Image and sound-based AI tools are also subject to hallucinations. Generative AI may add pixels in ways that do not accurately reflect the object.  This is why, for example, image-generation tools are notorious for adding fingers to hands! 

Another significant issue over the past two years has been the deliberate misrepresentation of images, audio, and text.  

Privacy and Data Extraction

Content and prompts submitted into a generative AI tool may be shared with the tool's training database and, potentially, with other users.  The user agreements often give the company the right to collect information on users and their interactions with the application.  In addition, these privacy and usage agreements can be updated at any time. 
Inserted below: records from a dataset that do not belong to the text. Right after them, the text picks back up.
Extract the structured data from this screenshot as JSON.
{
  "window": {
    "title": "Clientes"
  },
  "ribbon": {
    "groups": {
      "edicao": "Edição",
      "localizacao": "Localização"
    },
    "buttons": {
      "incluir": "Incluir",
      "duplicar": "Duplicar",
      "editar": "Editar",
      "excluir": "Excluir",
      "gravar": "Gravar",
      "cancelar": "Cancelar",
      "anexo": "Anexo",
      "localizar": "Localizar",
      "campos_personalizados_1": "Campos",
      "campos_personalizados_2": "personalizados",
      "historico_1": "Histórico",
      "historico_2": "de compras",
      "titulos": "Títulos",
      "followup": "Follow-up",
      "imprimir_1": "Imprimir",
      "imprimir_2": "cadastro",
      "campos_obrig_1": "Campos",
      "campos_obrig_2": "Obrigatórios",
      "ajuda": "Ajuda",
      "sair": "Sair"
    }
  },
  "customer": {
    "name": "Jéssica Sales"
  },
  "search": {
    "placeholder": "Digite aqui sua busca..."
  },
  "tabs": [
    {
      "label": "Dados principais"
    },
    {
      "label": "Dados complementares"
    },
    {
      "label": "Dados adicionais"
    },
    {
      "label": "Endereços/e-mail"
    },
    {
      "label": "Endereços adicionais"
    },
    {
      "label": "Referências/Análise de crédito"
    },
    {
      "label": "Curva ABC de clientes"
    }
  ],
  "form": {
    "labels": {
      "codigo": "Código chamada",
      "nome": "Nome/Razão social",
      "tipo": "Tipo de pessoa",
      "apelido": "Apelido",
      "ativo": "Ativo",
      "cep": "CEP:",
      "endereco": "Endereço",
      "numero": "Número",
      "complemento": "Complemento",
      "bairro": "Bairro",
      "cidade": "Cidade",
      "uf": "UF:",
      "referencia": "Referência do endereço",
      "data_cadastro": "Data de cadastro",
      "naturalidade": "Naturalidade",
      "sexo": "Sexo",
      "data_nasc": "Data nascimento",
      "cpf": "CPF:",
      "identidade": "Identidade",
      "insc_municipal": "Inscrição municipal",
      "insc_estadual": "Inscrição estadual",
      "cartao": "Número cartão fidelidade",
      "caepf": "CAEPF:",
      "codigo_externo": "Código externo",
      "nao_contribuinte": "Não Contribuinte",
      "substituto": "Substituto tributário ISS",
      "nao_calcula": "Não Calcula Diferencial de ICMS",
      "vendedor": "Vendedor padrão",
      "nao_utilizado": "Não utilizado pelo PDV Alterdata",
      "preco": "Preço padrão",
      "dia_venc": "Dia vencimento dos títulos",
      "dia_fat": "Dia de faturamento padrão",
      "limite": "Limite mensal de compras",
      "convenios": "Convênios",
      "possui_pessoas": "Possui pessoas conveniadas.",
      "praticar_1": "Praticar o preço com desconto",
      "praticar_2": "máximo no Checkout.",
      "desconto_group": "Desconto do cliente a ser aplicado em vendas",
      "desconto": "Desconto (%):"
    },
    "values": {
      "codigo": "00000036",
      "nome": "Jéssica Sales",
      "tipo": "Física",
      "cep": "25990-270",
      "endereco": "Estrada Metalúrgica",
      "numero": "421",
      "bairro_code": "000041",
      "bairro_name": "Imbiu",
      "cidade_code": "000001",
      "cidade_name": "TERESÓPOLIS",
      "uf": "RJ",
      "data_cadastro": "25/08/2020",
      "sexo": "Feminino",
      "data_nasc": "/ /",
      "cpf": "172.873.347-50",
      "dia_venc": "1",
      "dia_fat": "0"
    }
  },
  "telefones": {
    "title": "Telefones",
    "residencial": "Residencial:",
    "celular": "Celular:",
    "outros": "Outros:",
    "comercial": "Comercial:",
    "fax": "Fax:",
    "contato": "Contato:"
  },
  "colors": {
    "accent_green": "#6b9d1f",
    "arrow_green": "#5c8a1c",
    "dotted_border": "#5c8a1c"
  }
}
Some questions to keep in mind when using generative AI applications:  Are you uploading sensitive or confidential information? Would disclosure of this information violate any federal, state, or university laws or policies? Would disclosure of this information prohibit future uses you may have for this information (such as publishing an article or filing a patent)?

 

Environmental Footprint

Generative AI systems rely on a vast infrastructure that require a tremendous amount of resources, including energy and water. For this reason, the environmental footprint of generative AI is often cited as one of the ethical concerns associated with its development and use.